With the recent hot trend around automation and converged data center systems, which feature increased functionality in smaller, tighter boxes, not much has followed suit in the wide-area network sector. Until now, that is.
At the Open Networking User Group (ONUG) Fall 2015 event Nov. 3 in New York City, Glue Networks unveiled new proof-of-concept support for multivendor automation across routers, switches, WAN optimization and controllers, including Citrix Cloudbridge and Cisco IWAN.
This much network cross-pollination may be a first in the WAN optimization business. Glue Networks offers network admins the automated ability to detect and remediate configuration errors in near real time, which can mean the difference between the enterprise making or losing millions of dollars a day.
Gartner Research has estimated that mid- to large-size enterprises can lose an average of $42,000 or more per hour to downed IT networks.

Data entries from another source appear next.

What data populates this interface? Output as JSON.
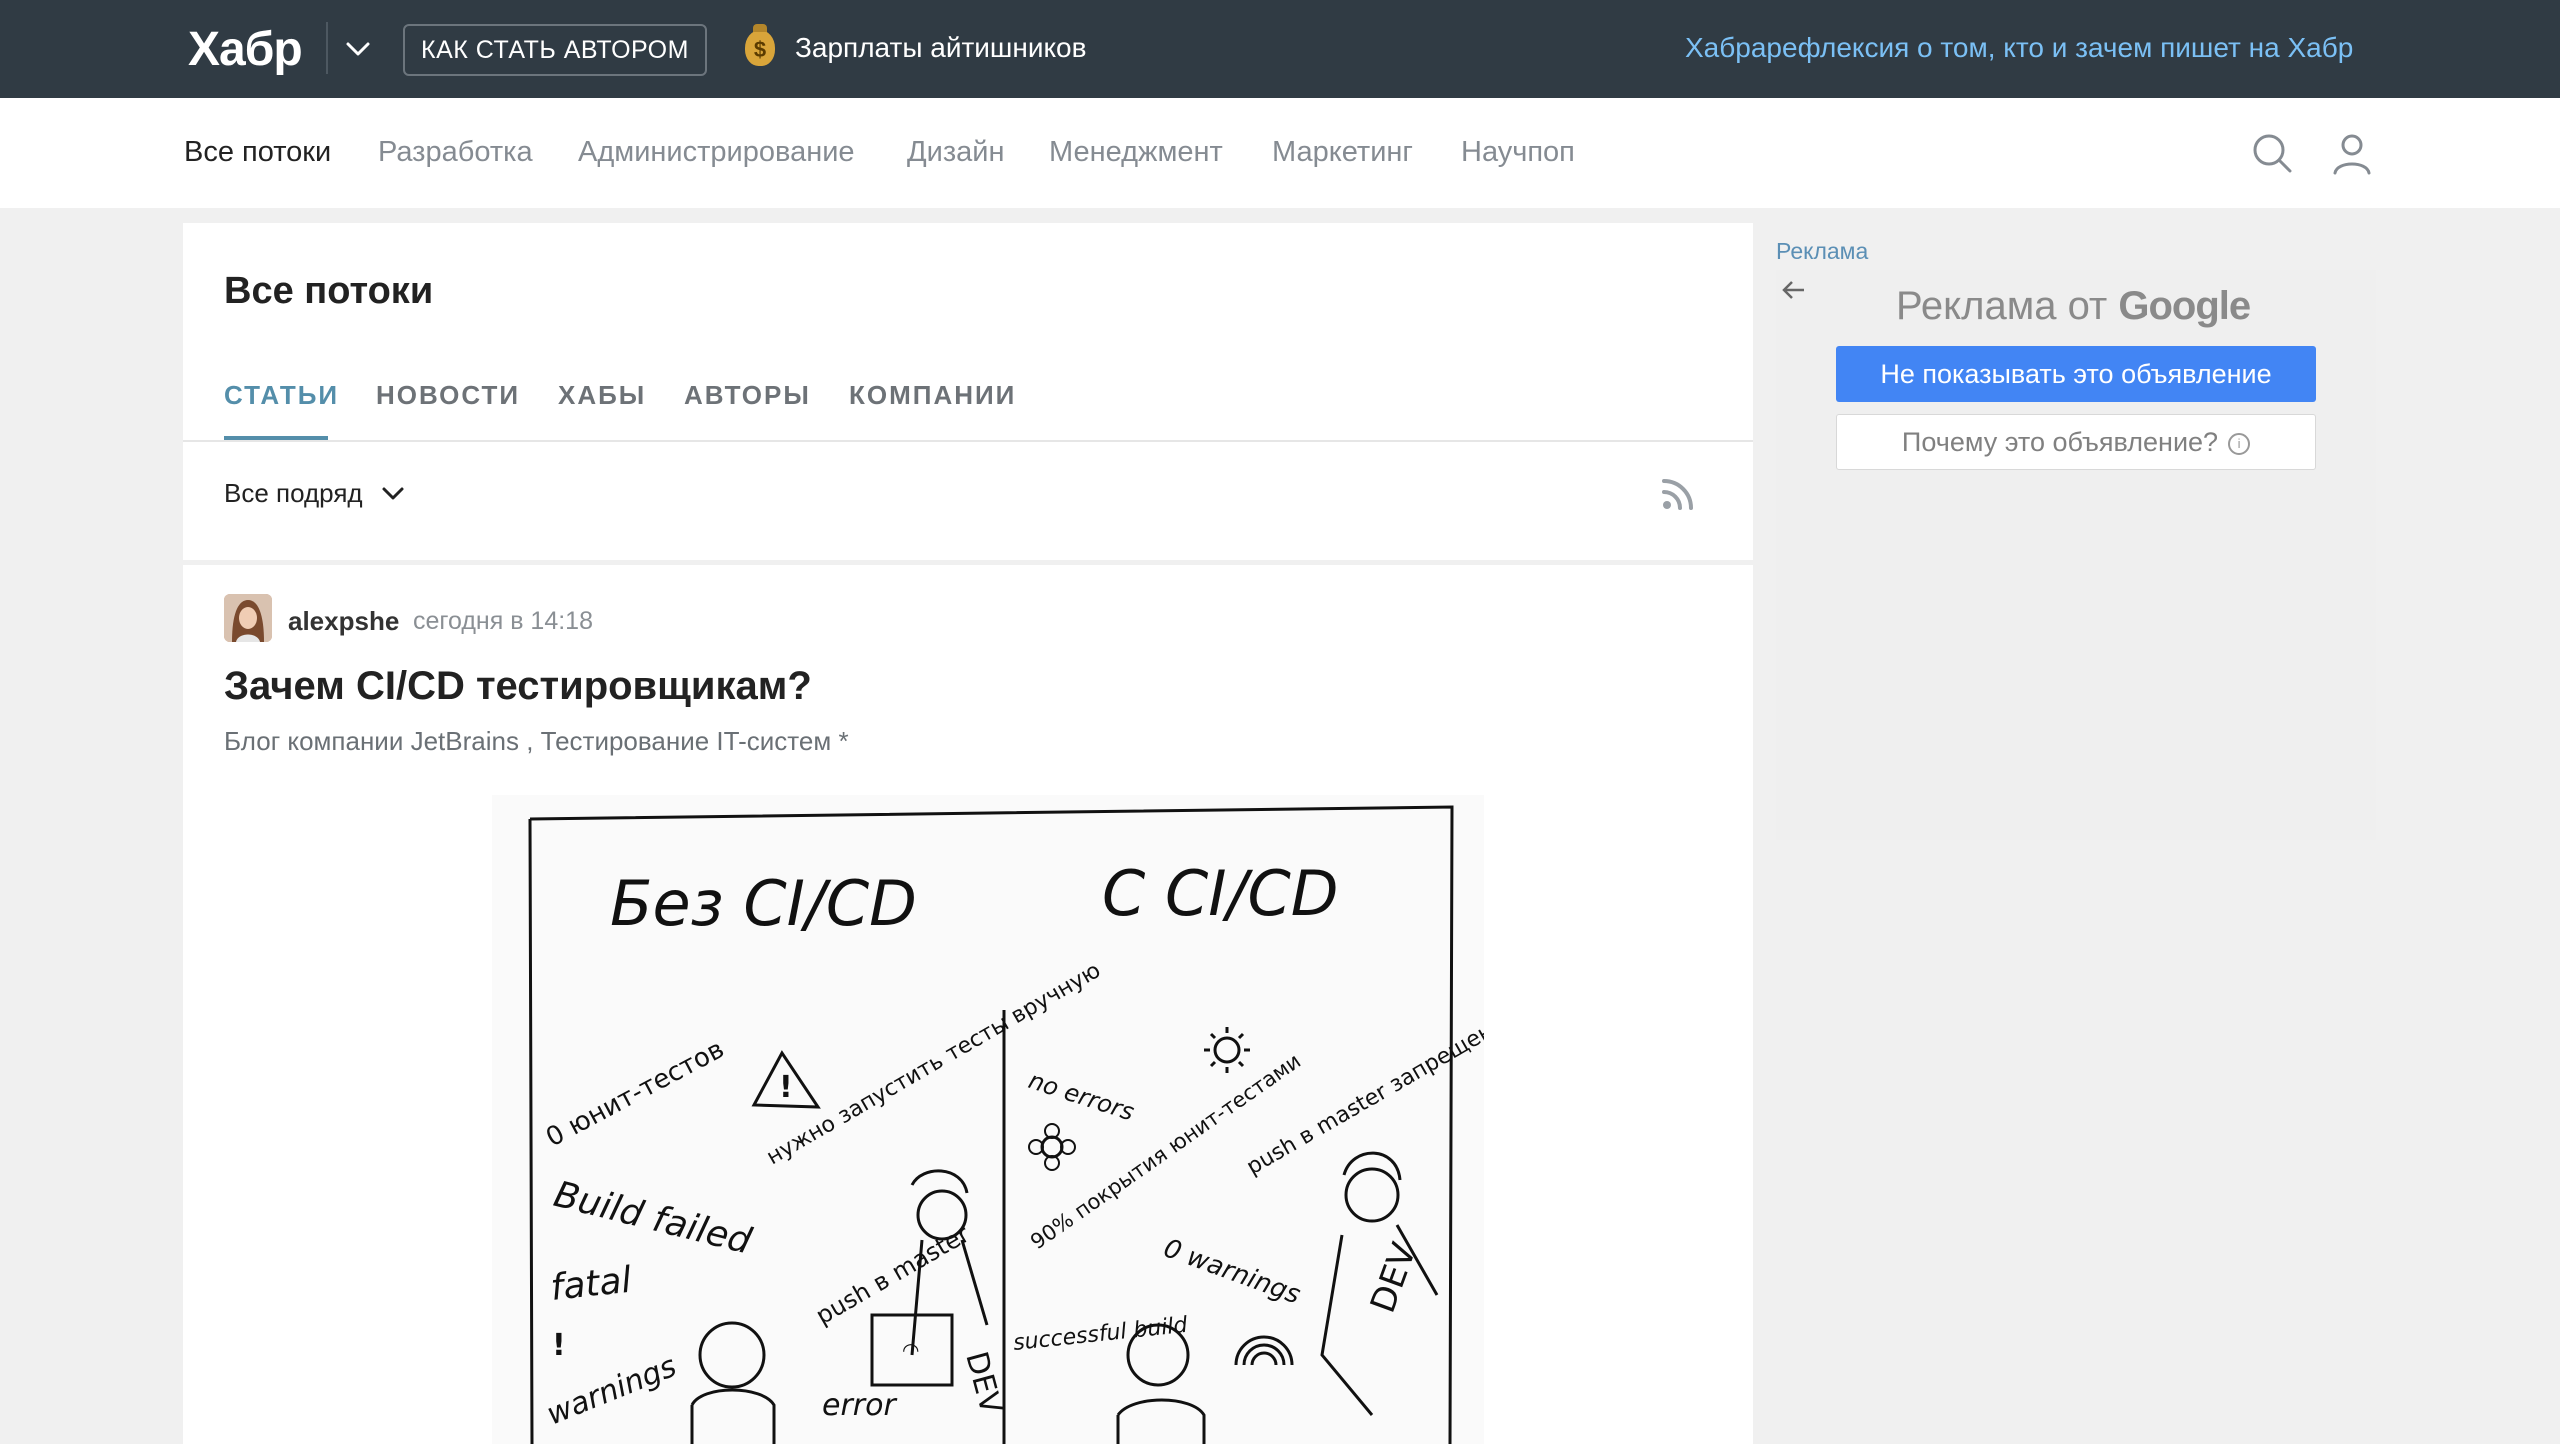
{
  "header": {
    "logo": "Хабр",
    "howto_button": "КАК СТАТЬ АВТОРОМ",
    "salary_link": "Зарплаты айтишников",
    "salary_emoji": "$",
    "promo_link": "Хабрарефлексия о том, кто и зачем пишет на Хабр"
  },
  "nav": {
    "items": [
      "Все потоки",
      "Разработка",
      "Администрирование",
      "Дизайн",
      "Менеджмент",
      "Маркетинг",
      "Научпоп"
    ],
    "active": "Все потоки"
  },
  "feed": {
    "title": "Все потоки",
    "tabs": [
      "СТАТЬИ",
      "НОВОСТИ",
      "ХАБЫ",
      "АВТОРЫ",
      "КОМПАНИИ"
    ],
    "active_tab": "СТАТЬИ",
    "filter": "Все подряд"
  },
  "article": {
    "author": "alexpshe",
    "time": "сегодня в 14:18",
    "title": "Зачем CI/CD тестировщикам?",
    "hub_1": "Блог компании JetBrains",
    "hub_separator": ",",
    "hub_2": "Тестирование IT-систем",
    "hub_2_mark": "*",
    "image": {
      "left_heading": "Без CI/CD",
      "right_heading": "С CI/CD",
      "left_notes": [
        "0 юнит-тестов",
        "нужно запустить тесты вручную",
        "Build failed",
        "fatal",
        "warnings",
        "push в master",
        "error"
      ],
      "right_notes": [
        "no errors",
        "push в master запрещен",
        "90% покрытия юнит-тестами",
        "0 warnings",
        "successful build"
      ],
      "badge": "DEV"
    }
  },
  "ad": {
    "label": "Реклама",
    "heading_prefix": "Реклама от",
    "heading_brand": "Google",
    "hide_button": "Не показывать это объявление",
    "why_button": "Почему это объявление?",
    "info_glyph": "i"
  },
  "colors": {
    "topbar": "#303b44",
    "accent_tab": "#548eaa",
    "promo_link": "#7bc0f5",
    "ad_button": "#4285f4"
  }
}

“Every network is different, so how do you automate something that’s different every time?” Jeff Gray, founder and CEO of Glue Networks, told eWEEK. “Typically, with automation you have a known process which is repeatable. So, if it’s different, how do you accomplish that?
“The second piece is multivendor. The user community has been clamoring for this. How do you create a unified management plane where you have these different islands of vendors, while one vendor on its own is hard enough to manage? Finally, what about interoperability? That’s what the user community is asking for.”
Those are the problems Glue Networks solves with its Gluware 2.0 platform, Gray said. “We’ve opened up the platform [in v2.0] with Gluware Lab, where we’ve opened up the rapid-development environment to release all the customers’ best practices to the community,” he said. “They all go into Gluware Control, where all the dynamic modeling, provisioning, and life cycle management takes place.”
Gluware 2.0—yes, the company spells the product name this way—showed its multivendor proof of concept at ONUG, highlighting the following benefits:
— Vendor-agnostic platform: Eliminates the need for network engineers to learn specific syntax and semantic rules for the command-line interface (CLI) of supported device features.
— Single graphical user interface: Gluware Control allows for the management of multivendor devices in a single, easy-to-use interface for better organization, asset control, tracking and life cycle management of network appliances at remote sites or branches.
— Unified policy orchestration: Provides a single platform for orchestrating security, compliance and control policies on supported devices across the network.
— Extensibility: Gluware Lab allows for custom configuration of additional devices not already supported in Gluware Control.
“Glue Networks’ network-aware, customizable SD-WAN orchestration platform is built around the DevOps principles of designing, validating, deploying and managing SD-WAN, now for multiple vendor environments,” Nick Lippis, co-founder and vice chairman of the Open Networking User Group, said.
“This simplifies network deployment through the reduction of manual processes and automating many process tasks, which boosts network agility and enables control of network evolution, which is what the ONUG community has been advocating.”